How do you alleviate this potential problem? 1-find out in the initial interview with the client, how many and who will move with the protectee. 2-push the client for a staff vehicle and explain in a succinct manner why. The follow vehicle could potentially be used in an aggressive and dynamic manner, which could cause injury to non security personnel. There is always a potential that you may have to deploy weapons from this vehicle and the possibilities of them getting injured is high. 3-during a vehicle transfer, someone from the staff is going to be left behind on the “X” or waiting for AAA to tow the disabled or downed limo. Either way, it’s not going to be pretty. This is definitely a question that needs to be had on the front end.

Protective/security drivers have to maintain the integrity of the vehicles until the team has loaded. However, a non security driver needs to be trained not to allow the vehicles to be commandeered by strap hangers.

We were in Europe some years ago when we were preparing for a departure and the follow vehicle was missing on the apron. We had to use a spare as the follow. When the follow car made it to our destination I asked what happened. He told me that a staffer had him make a run for her to pick up some items. We dodged the rhetorical bullet because we had a spare, but the situation could have been bad, let alone embarrassing. We told the non security driver in no uncertain terms, “don’t move this car unless we tell you to and I will deal with any staffer”. Hijacking cars and seats are a common tactic by staffers. Unbeknownst to them, they become an anchor on a high speed attack vessel. Trust me you wont have this problem in non permissive areas. They’ll be waving, bye bye from behind cover and concealment.

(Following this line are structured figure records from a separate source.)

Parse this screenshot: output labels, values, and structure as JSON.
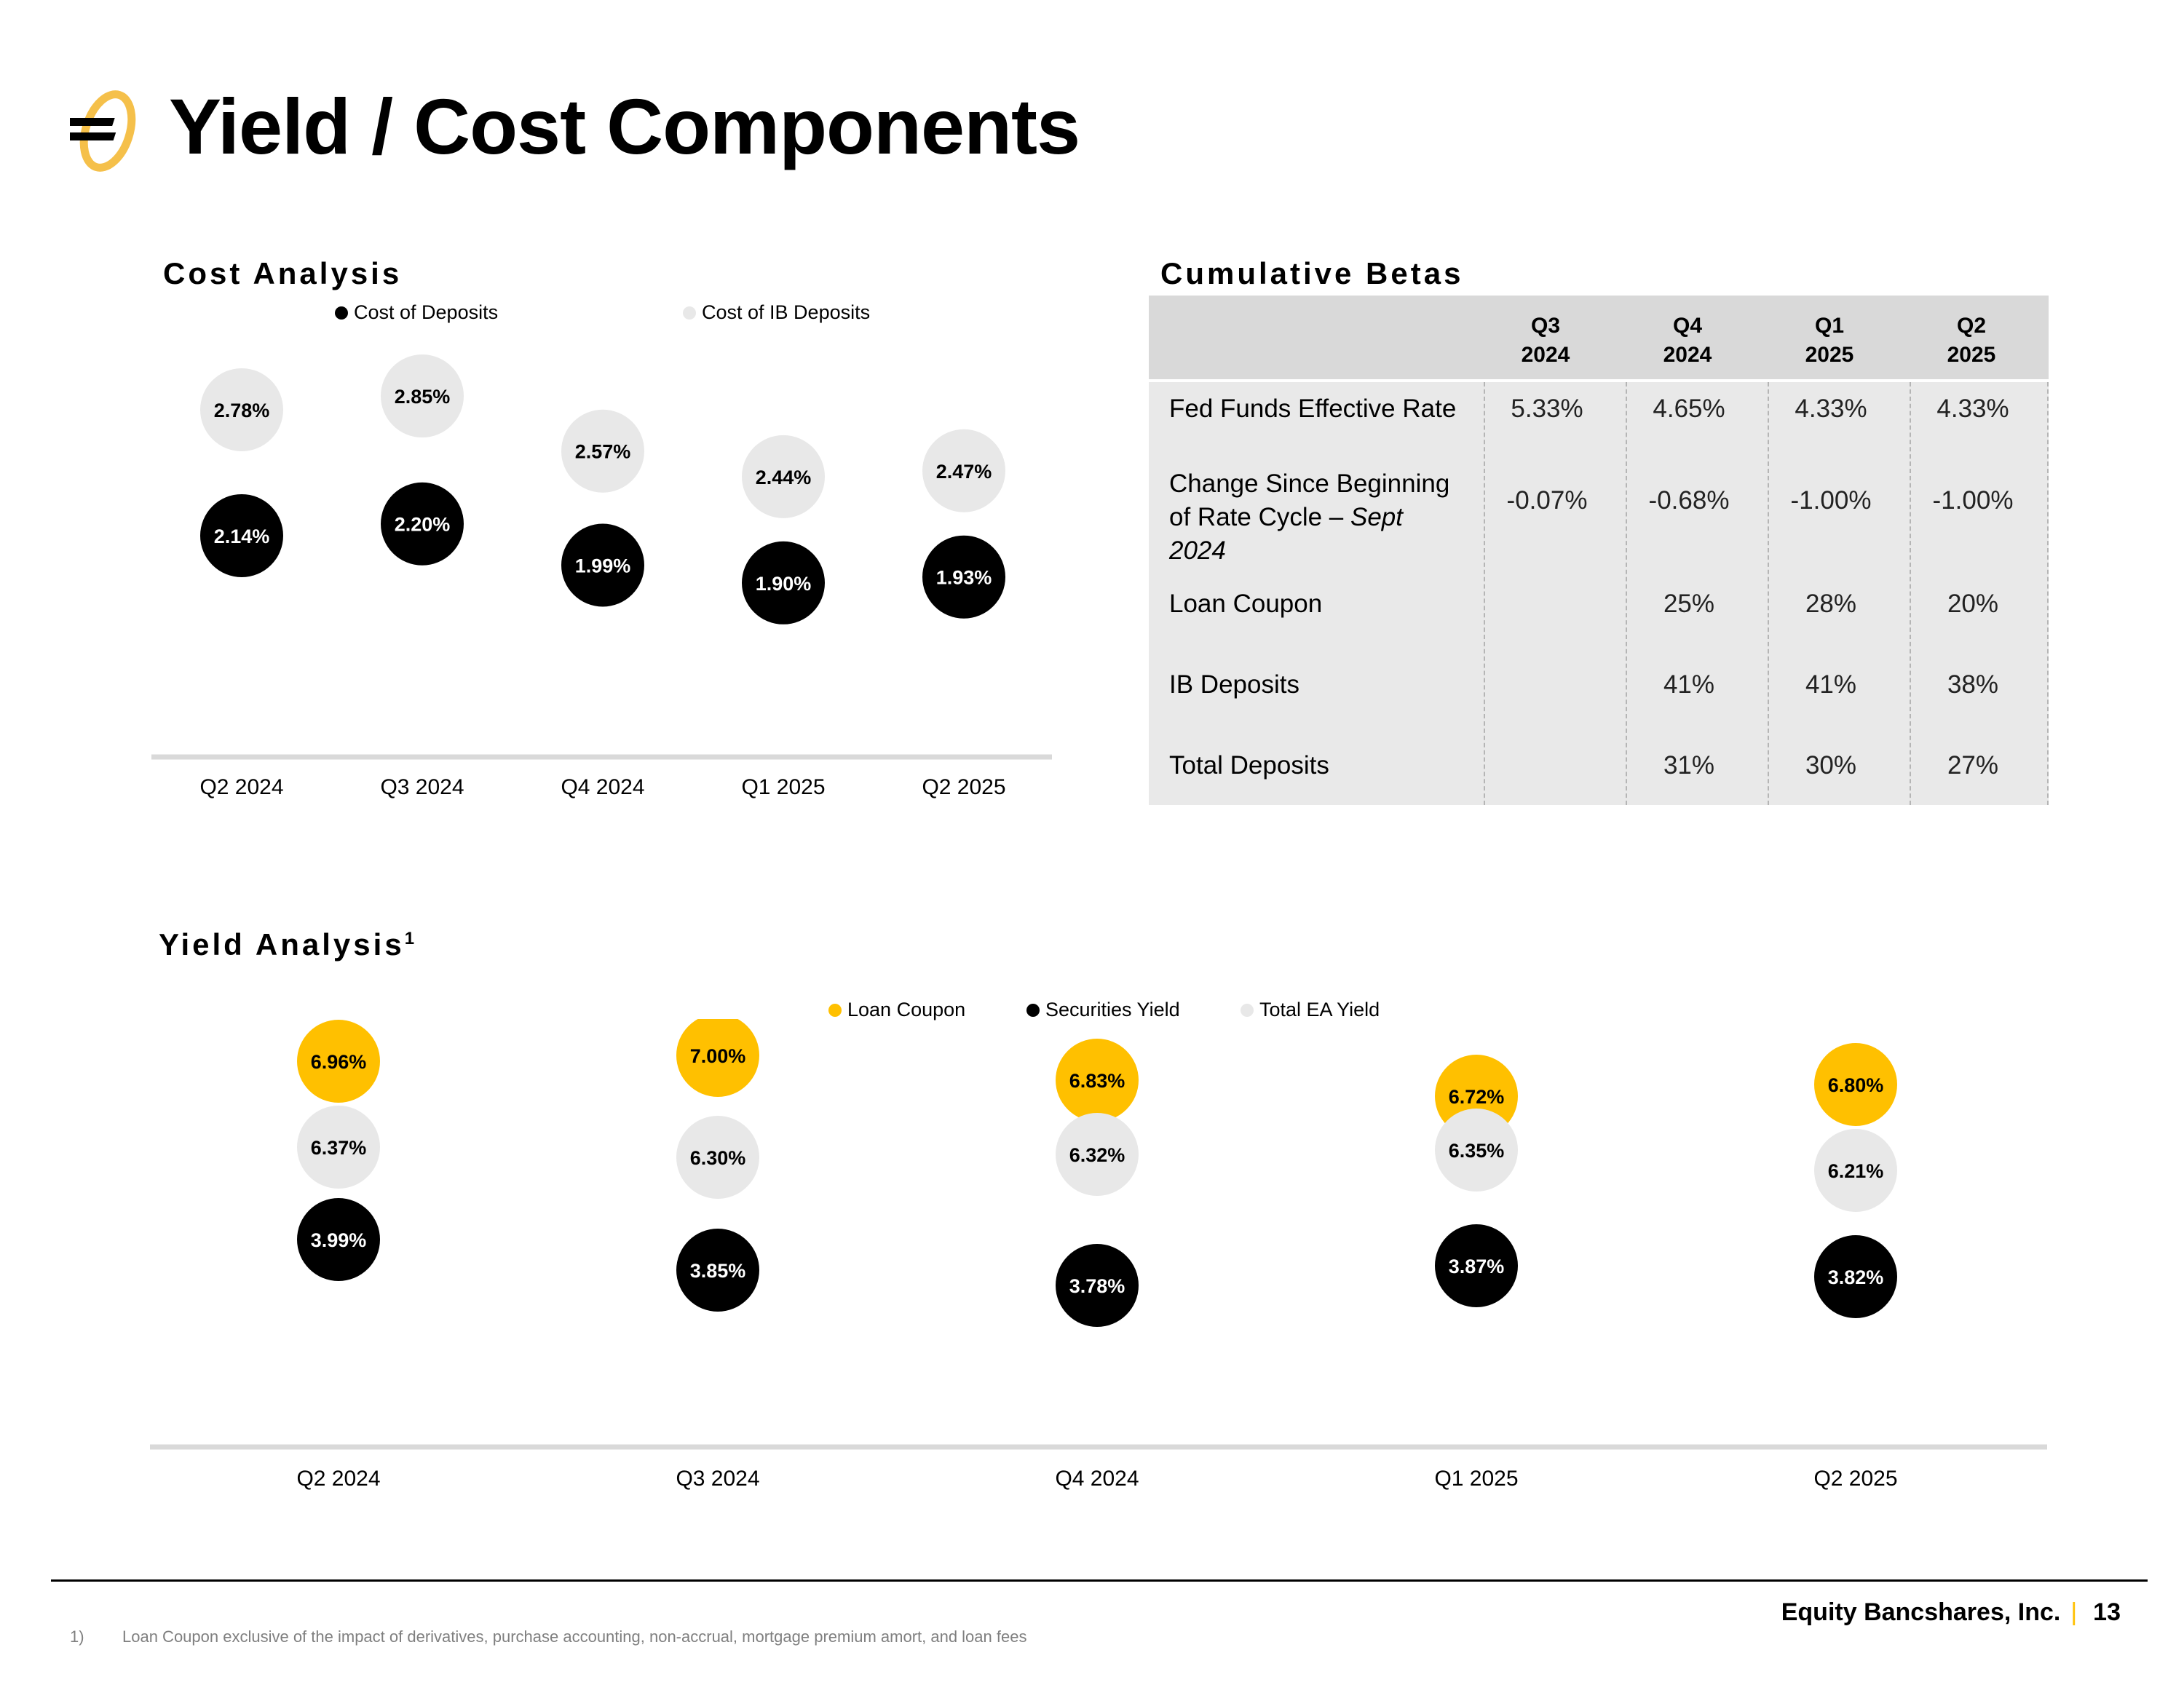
{
  "header": {
    "title": "Yield / Cost Components",
    "logo_icon": "equity-bancshares-logo-icon"
  },
  "cost_analysis": {
    "title": "Cost Analysis"
  },
  "betas": {
    "title": "Cumulative Betas",
    "columns": [
      {
        "quarter": "Q3",
        "year": "2024"
      },
      {
        "quarter": "Q4",
        "year": "2024"
      },
      {
        "quarter": "Q1",
        "year": "2025"
      },
      {
        "quarter": "Q2",
        "year": "2025"
      }
    ],
    "rows": [
      {
        "label": "Fed Funds Effective Rate",
        "values": [
          "5.33%",
          "4.65%",
          "4.33%",
          "4.33%"
        ]
      },
      {
        "label_line1": "Change Since Beginning",
        "label_line2_prefix": "of Rate Cycle – ",
        "label_line2_italic": "Sept 2024",
        "values": [
          "-0.07%",
          "-0.68%",
          "-1.00%",
          "-1.00%"
        ]
      },
      {
        "label": "Loan Coupon",
        "values": [
          "",
          "25%",
          "28%",
          "20%"
        ]
      },
      {
        "label": "IB Deposits",
        "values": [
          "",
          "41%",
          "41%",
          "38%"
        ]
      },
      {
        "label": "Total Deposits",
        "values": [
          "",
          "31%",
          "30%",
          "27%"
        ]
      }
    ]
  },
  "yield_analysis": {
    "title": "Yield Analysis",
    "footnote_marker": "1"
  },
  "chart_data": [
    {
      "type": "scatter",
      "title": "Cost Analysis",
      "categories": [
        "Q2 2024",
        "Q3 2024",
        "Q4 2024",
        "Q1 2025",
        "Q2 2025"
      ],
      "series": [
        {
          "name": "Cost of Deposits",
          "color": "#000000",
          "label_color": "#ffffff",
          "values": [
            2.14,
            2.2,
            1.99,
            1.9,
            1.93
          ],
          "labels": [
            "2.14%",
            "2.20%",
            "1.99%",
            "1.90%",
            "1.93%"
          ]
        },
        {
          "name": "Cost of IB Deposits",
          "color": "#e8e8e8",
          "label_color": "#000000",
          "values": [
            2.78,
            2.85,
            2.57,
            2.44,
            2.47
          ],
          "labels": [
            "2.78%",
            "2.85%",
            "2.57%",
            "2.44%",
            "2.47%"
          ]
        }
      ],
      "ylim": [
        1.2,
        3.05
      ],
      "legend": "top"
    },
    {
      "type": "scatter",
      "title": "Yield Analysis",
      "categories": [
        "Q2 2024",
        "Q3 2024",
        "Q4 2024",
        "Q1 2025",
        "Q2 2025"
      ],
      "series": [
        {
          "name": "Loan Coupon",
          "color": "#ffc000",
          "label_color": "#000000",
          "values": [
            6.96,
            7.0,
            6.83,
            6.72,
            6.8
          ],
          "labels": [
            "6.96%",
            "7.00%",
            "6.83%",
            "6.72%",
            "6.80%"
          ]
        },
        {
          "name": "Securities Yield",
          "color": "#000000",
          "label_color": "#ffffff",
          "values": [
            3.99,
            3.85,
            3.78,
            3.87,
            3.82
          ],
          "labels": [
            "3.99%",
            "3.85%",
            "3.78%",
            "3.87%",
            "3.82%"
          ]
        },
        {
          "name": "Total EA Yield",
          "color": "#e8e8e8",
          "label_color": "#000000",
          "values": [
            6.37,
            6.3,
            6.32,
            6.35,
            6.21
          ],
          "labels": [
            "6.37%",
            "6.30%",
            "6.32%",
            "6.35%",
            "6.21%"
          ]
        }
      ],
      "legend": "top"
    }
  ],
  "footer": {
    "company": "Equity Bancshares, Inc.",
    "separator": "|",
    "page_number": "13",
    "footnote_number": "1)",
    "footnote_text": "Loan Coupon exclusive of the impact of  derivatives, purchase accounting, non-accrual, mortgage premium amort, and loan fees"
  }
}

On a lesser note, I personally don’t like talking operationally around non security personnel, especially staffers. In closed quarters, like lead or follow vehicles, which are almost mobile command centers, it is inevitable that call signs will be exposed. Before you know it, OPSEC is violated when they start calling you and your principal by their call signs.

Last year we had a staffer overhear one of my specialist call out a call sign. When the high level staffer asked the specialist who he was referring to, he told him it was the principals call sign and that we referred to his wife as 1-Alpha. He was chastised accordingly.

The upside of them being around us is that when they see the well oiled BPI machine running, they continue to shout praises in amazement to everyone in the office. But I digress.

Heres the message in this blog
Identify your protective package and:
1-Manage it
2-Protect it

Whenever possible try to obtain a staff vehicle to accommodate the extra baggage (staff).